Resnick joined the Cornell faculty in 1987 after nine years at Colorado State University, six years at Stanford University, and two years at the Technion, in Haifa, Israel. He has also held visiting appointments at several institutions, including the University of Amsterdam and the Amsterdam Mathematics Center; the Australian National University and CSIRO, in Canberra, Australia; the Technion in Israel (as a Lady Davis Fellow); Sussex University, in Brighton, UK (as a Science and Engineering Research Council Fellow), Erasmus University, in Rotterdam, The Netherlands; and ETH Zurich. Resnick is a fellow of the Institute of Mathematical Statistics, and while at Colorado State was an Oliver Pennock Distinguished Service Award winner. He is a founding associate editor of Annals of Applied Probability, and a former associate editor of Journal of Applied Probability, Stochastic Models, Extremes and The Mathematical Scientist, Stochastic Processes and Their Applications. He served a three-year term on the Council of the Institute of Mathematical Statistics and served on their ad hoc committee on electronic publishing. He is a former editor for Birkhauser, Boston serving on the boards of the Progress in Probability and Progress in Probability and Its Applications series and also serves on the editorial board of the Springer series Operations Research and Financial Engineering. Resnick concluded a five year term as Director of Cornell's School of Operations Research and Information Engineering in July 2003. He was named Lee Teng-Hui Professor in Engineering in November 2008 and became e meritus in 2019. He has authored or coauthored approximately 195 papers and five books.

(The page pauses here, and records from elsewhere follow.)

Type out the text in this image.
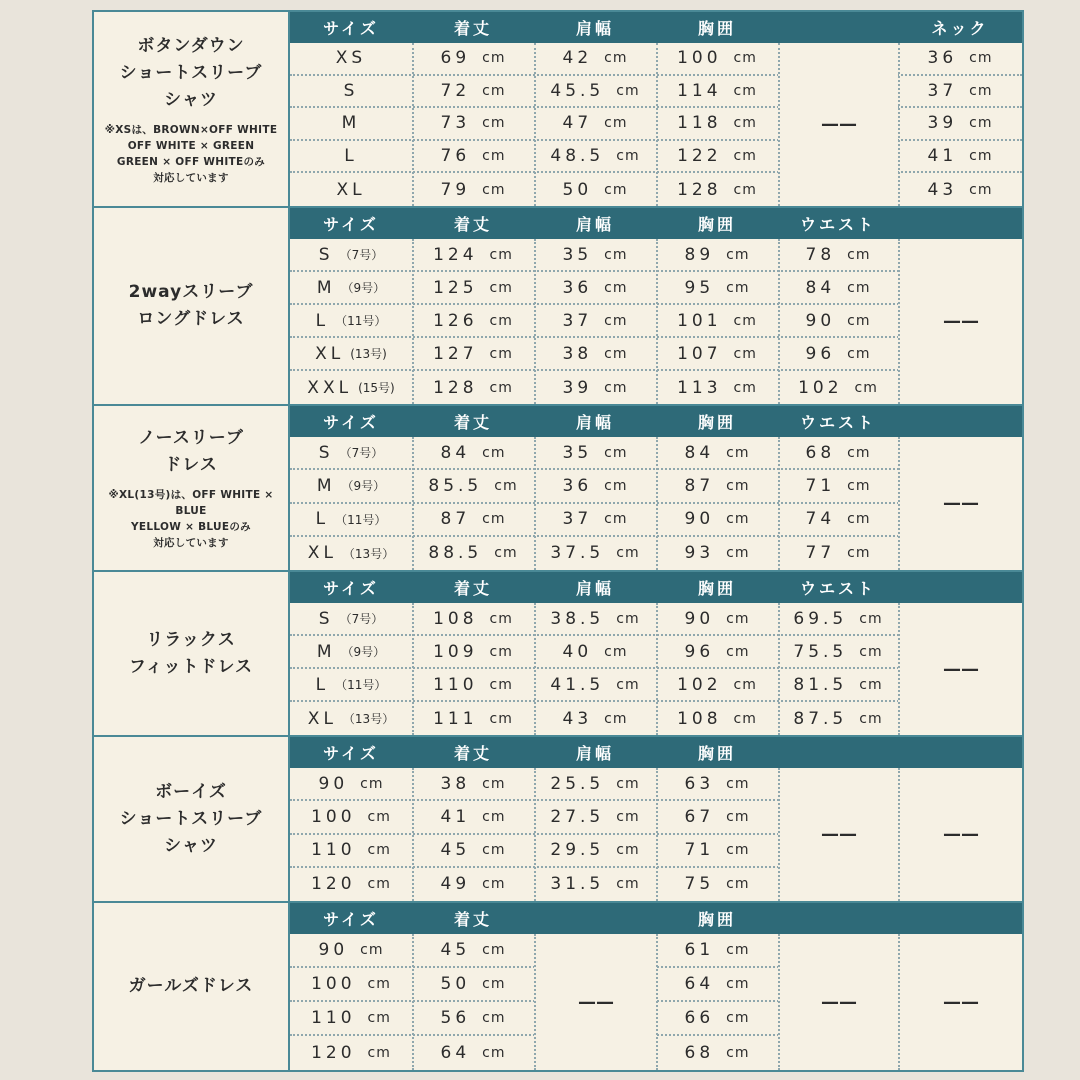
ボタンダウン
ショートスリーブ
シャツ
※XSは、BROWN×OFF WHITE
OFF WHITE × GREEN
GREEN × OFF WHITEのみ
対応しています
サイズ	着丈	肩幅	胸囲	ネック
XS	69 cm	42 cm	100 cm	36 cm
S	72 cm	45.5 cm 114 cm	37 cm
M	73 cm	47 cm	118 cm	39 cm
L	76 cm	48.5 cm 122 cm	41 cm
XL	79 cm	50 cm	128 cm	43 cm
——
2wayスリーブ
ロングドレス
サイズ	着丈	肩幅	胸囲	ウエスト
S （7号）	124 cm	35 cm	89 cm	78 cm
M （9号）	125 cm	36 cm	95 cm	84 cm
L （11号）	126 cm	37 cm	101 cm	90 cm
XL (13号)	127 cm	38 cm	107 cm	96 cm
XXL (15号) 128 cm	39 cm	113 cm 102 cm
——
ノースリーブ
ドレス
※XL(13号)は、OFF WHITE × BLUE
YELLOW × BLUEのみ
対応しています
サイズ	着丈	肩幅	胸囲	ウエスト
S （7号）	84 cm	35 cm	84 cm	68 cm
M （9号）	85.5 cm	36 cm	87 cm	71 cm
L （11号）	87 cm	37 cm	90 cm	74 cm
XL （13号） 88.5 cm 37.5 cm	93 cm	77 cm
——
リラックス
フィットドレス
サイズ	着丈	肩幅	胸囲	ウエスト
S （7号）	108 cm 38.5 cm	90 cm	69.5 cm
M （9号）	109 cm	40 cm	96 cm	75.5 cm
L （11号）	110 cm 41.5 cm 102 cm 81.5 cm
XL （13号） 111 cm	43 cm	108 cm 87.5 cm
——
ボーイズ
ショートスリーブ
シャツ
サイズ	着丈	肩幅	胸囲
90 cm	38 cm	25.5 cm	63 cm
100 cm	41 cm	27.5 cm	67 cm
110 cm	45 cm	29.5 cm	71 cm
120 cm	49 cm	31.5 cm	75 cm
——	——
ガールズドレス
サイズ	着丈	胸囲
90 cm	45 cm	61 cm
100 cm	50 cm	64 cm
110 cm	56 cm	66 cm
120 cm	64 cm	68 cm
——	——	——
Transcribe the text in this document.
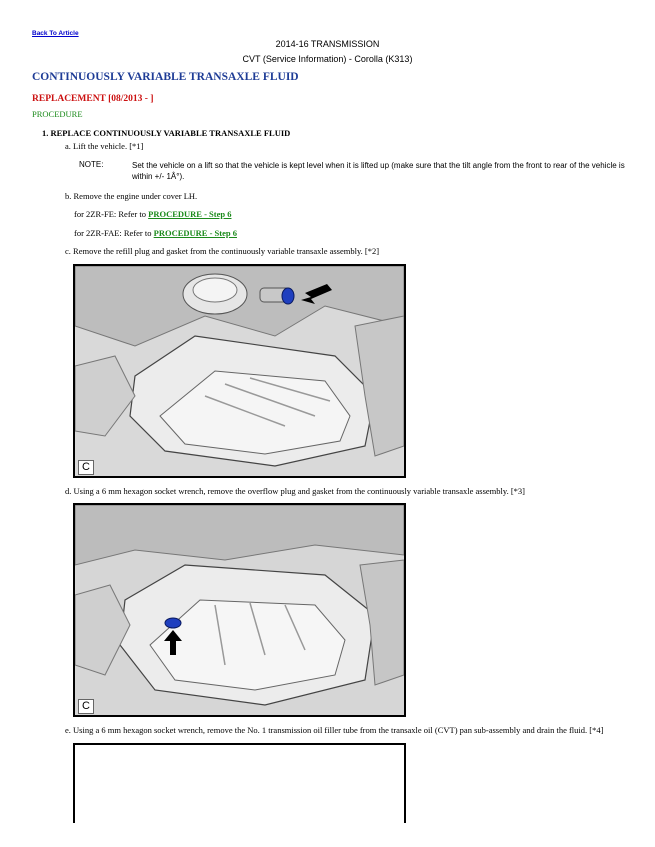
Back To Article
2014-16 TRANSMISSION
CVT (Service Information) - Corolla (K313)
CONTINUOUSLY VARIABLE TRANSAXLE FLUID
REPLACEMENT [08/2013 - ]
PROCEDURE
1. REPLACE CONTINUOUSLY VARIABLE TRANSAXLE FLUID
a. Lift the vehicle. [*1]
NOTE:	Set the vehicle on a lift so that the vehicle is kept level when it is lifted up (make sure that the tilt angle from the front to rear of the vehicle is within +/- 1Â°).
b. Remove the engine under cover LH.
for 2ZR-FE: Refer to PROCEDURE - Step 6
for 2ZR-FAE: Refer to PROCEDURE - Step 6
c. Remove the refill plug and gasket from the continuously variable transaxle assembly. [*2]
C
d. Using a 6 mm hexagon socket wrench, remove the overflow plug and gasket from the continuously variable transaxle assembly. [*3]
C
e. Using a 6 mm hexagon socket wrench, remove the No. 1 transmission oil filler tube from the transaxle oil (CVT) pan sub-assembly and drain the fluid. [*4]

Talk: Distinguishing Forms of Asymptotic Dependence in Heavy Tailed Data
Abstract: Graphical and exploratory techniques for distinguishing forms of asymptotic dependence in heavy tailed data are often inconclusive. This is especially a problem when choosing appropriate preferential attachment models for network data since the asymptotic dependence is very different depending on whether reciprocity is present or not. We have formulated several test statistics to formalize the process of identifying the form of the dependence but these depend on unknown parameters. If unknown parameters are replaced by plug-in estimators, the tests fail. However, bootstrap techniques are successful as examples show.